Por outro lado, a carne de Maria – e com ela a humanidade inteira – é a
porta através da qual o Verbo de Deus entrou na criação com o nome Jesus.
Desta misteriosa reciprocidade nasce a experiência mística cristã, assim
sintetizada por Stein (1936/1999, p. 535): “A humanidade redimida e
unificada em e por Cristo é o templo no qual habita a Trindade divina”. O
ser humano assim renovado é
capax Dei,
recipiente de amor, morada de Deus, templo que hospeda a Trindade. Esta é
a sua verdade. À sua “vida interior” é oferecida a possibilidade de
participar da vida íntima de Deus. A união em Jesus Cristo entre a
natureza humana e a natureza divina – e então a
participação
recíproca
entre humano e divino – supera a distância, ainda presente nas culturas
pré-cristãs, entre o criador e a criatura, e se expande definitivamente
desde o povo eleito a todas os povos. Um horizonte novo e diverso se
descortina com a vinda de Cristo, verdadeiro homem e verdadeiro Deus. Ele
é, a um só tempo e misteriosamente, a verdade sobre o Eu finito e a
verdade sobre o Tu eterno. Isso significa que a experiência mística cristã
é a experiência da verdade do amor.
Que amor fosse a
“figura” típica do cristianismo já havia sido grandiosamente assinalado
por Gerardus van der Leeuw (1992) no § 101 de sua célebre obra
Fenomenologia da religião; mas que o conhecimento por amor
fosse a via privilegiada para a busca da verdade foi indicado com mais
eficácia pelos estudos fenomenológicos de Edith Stein, nos quais foram
explicitados os dois percursos, o horizontal como tensão do ser finito
dirigido ao Ser eterno com abertura da consciência ao plus, e o
vertical com a re-velação como dimensão pela qual a razão filosófica deve
deixar-se iluminar como pelo mistério, para atingir o equilíbrio com os
vários ganhos oferecidos pelas diversas disciplinas, inclusive pela
teologia.
O ex-per-iri
místico cristão diz, no mistério, o encontro recíproco partecipativo entre
a pessoa humana e as Pessoas divinas, diz a experiência da Alteridade como
um “sentir” atravessado pelo amor: por meio deste amor é possível
empatizar com o Outro (18)
como presença eterna e transcendente. Portanto, não há fusão, fagocitose
ou as-similação anuladora: o ser humano é e permanece criatura, o Eu cujo
centro é o Self, morada do Tu eterno; e Deus é e permanece o Tu
Outro, Criador de todo Eu individual e pessoal. A “vida interior”

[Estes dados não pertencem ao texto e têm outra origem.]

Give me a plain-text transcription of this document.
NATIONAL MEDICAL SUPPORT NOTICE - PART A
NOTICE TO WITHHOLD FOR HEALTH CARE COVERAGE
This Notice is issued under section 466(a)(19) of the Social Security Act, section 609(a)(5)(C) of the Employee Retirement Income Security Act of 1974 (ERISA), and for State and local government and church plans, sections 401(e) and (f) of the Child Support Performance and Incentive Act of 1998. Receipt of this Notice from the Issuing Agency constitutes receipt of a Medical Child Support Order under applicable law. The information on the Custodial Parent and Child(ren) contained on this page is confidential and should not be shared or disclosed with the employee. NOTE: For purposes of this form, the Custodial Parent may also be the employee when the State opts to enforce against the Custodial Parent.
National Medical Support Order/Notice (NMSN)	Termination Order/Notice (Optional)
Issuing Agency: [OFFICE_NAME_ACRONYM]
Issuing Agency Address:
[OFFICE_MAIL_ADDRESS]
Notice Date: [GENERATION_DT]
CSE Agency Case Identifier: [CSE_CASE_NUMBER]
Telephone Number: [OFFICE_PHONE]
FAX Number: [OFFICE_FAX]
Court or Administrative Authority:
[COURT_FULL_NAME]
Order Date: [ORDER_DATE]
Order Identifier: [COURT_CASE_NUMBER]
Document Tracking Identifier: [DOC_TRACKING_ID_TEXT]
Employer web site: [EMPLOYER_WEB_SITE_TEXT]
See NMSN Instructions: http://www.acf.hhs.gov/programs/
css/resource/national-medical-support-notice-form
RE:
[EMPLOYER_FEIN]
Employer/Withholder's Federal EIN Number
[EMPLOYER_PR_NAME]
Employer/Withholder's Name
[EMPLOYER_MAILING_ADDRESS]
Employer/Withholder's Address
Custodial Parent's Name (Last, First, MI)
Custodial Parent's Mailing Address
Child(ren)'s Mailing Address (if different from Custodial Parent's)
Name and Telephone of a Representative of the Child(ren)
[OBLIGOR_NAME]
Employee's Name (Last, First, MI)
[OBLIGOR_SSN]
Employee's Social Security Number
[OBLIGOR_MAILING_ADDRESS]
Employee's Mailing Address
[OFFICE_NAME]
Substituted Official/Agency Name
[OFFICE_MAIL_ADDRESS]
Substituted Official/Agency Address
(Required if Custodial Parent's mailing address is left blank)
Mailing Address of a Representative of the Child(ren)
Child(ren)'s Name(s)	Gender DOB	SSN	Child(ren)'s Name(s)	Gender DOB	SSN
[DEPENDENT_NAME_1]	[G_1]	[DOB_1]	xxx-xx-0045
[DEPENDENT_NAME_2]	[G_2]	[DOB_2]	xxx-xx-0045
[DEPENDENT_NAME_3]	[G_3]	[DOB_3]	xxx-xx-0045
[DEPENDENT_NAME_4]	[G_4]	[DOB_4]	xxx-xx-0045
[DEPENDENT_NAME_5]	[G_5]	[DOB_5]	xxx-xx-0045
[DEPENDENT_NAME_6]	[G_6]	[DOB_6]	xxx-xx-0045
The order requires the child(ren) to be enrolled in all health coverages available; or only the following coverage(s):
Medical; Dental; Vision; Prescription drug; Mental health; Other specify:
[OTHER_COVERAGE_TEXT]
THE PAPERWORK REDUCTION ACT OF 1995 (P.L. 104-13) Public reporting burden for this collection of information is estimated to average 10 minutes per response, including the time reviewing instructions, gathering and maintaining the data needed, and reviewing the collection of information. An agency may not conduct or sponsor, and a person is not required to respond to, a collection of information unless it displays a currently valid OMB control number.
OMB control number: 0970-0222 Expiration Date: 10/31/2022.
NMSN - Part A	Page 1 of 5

agostiniana, assim como o Erleben fenomenológico, não é exclusiva
imersão no próprio Self, mas busca do Tu inexaurível: busca que ao
mesmo tempo se especifica como uma descida e como uma subida, remetendo
reciprocamente da interioridade à transcendência. Neste sentido, a busca
cristã não é, nem poderia ser, puramente egológica nem intimismo
solipsista: ao contrário, quanto mais a vida interior é autêntica,
profunda e intensa, mais comporta o dinamismo da intencionalidade para
a Alteridade.
A linguagem
simbólica
Com que linguagem é
possível exprimir o encontro do Eu finito com o Tu eterno?
Aqui está em jogo a
questão, espinhosa, do estatuto epistemológico da linguagem religiosa,
relançada pela superação do ateísmo semântico, do isomorfismo lógico, do
verificacionismo empírico e da linguistic turn dos anos trinta, com
contribuições diversamente fecundas na área “analítica” e “continental” (Manganaro,
2003).
Como argumentado até
aqui, “sentir o Outro dentro” é um conhecimento e, como todo conhecimento,
é comunicável segundo uma linguagem própria, autônoma, constitutiva. A
experiência do encontro com Deus na união transformadora é dizível segunda
a lógica do símbolo e não do conceito: onde é possível observar que o
racionalismo moderno não confia na linguagem simbólica também quanto à sua
extraordinária conexão com a corporeidade (profundamente envolvida na
experiência de união mística) (19).
O symbolon coloca-se entre o conhecível e o ignorado, remete sempre
a outro, a algo que permanece excedente, ulterior, escondido: consegue
exprimir a alteridade e a transcendência, mantendo suas peculiaridades,
enquanto as torna próximas. A linguagem simbólica é percebida como uma
cifra da sacralidade, através da qual o homo religiosus pode ter
acesso a um plano diverso do natural e responder à sua vocação específica,
isto é, a criatividade (20).
O símbolo, irredutível ao pensamento analítico, não faz referência a
entidades específicas, imediatamente perceptíveis, mas a uma pluralidade
de “sentidos”: ele é epifania do indizível, “não podendo figurar a
irrepresentável transcendência, o símbolo faz aparecer um sentido secreto,
é a epifania de um mistério” (Durand, 1999, p. 22). Tal manifestação não
se resolve em uma exibição sem resíduos, mas se dá somente per speculum
et in aenigmate, segundo a indicação paulina.
A linguagem
simbólica move desde a imagem para passar a um nível significativo
ulterior: para compreendê-la, deve-se então partir da constatação de que
as operações da faculdade imaginativa se colocam no ponto de encontro
entre a consciência e a corporeidade. Foi a sugestão Gilbert Durand: ele
baseia sua tipologia simbólica naqueles reflexos fundamentais pelos quais
o ser humano toma posse do seu espaço vital; e, com efeito, a função
imaginativa se dá no intercâmbio entre as pulsões subjetivas e as
solicitações objetivas provenientes do ambiente natural e social. Para
determinar as estruturas simbólicas, é útil partir da presença do ser
humano no mundo circunstante comum: além do mais, esta origem da atividade
simbólica explica as características fundamentais. Em primeiro lugar, o
gesto aparece como a atividade mais significativa: comporta um dinamismo
intrínseco e imediato, que se re-encontra em toda representação simbólica.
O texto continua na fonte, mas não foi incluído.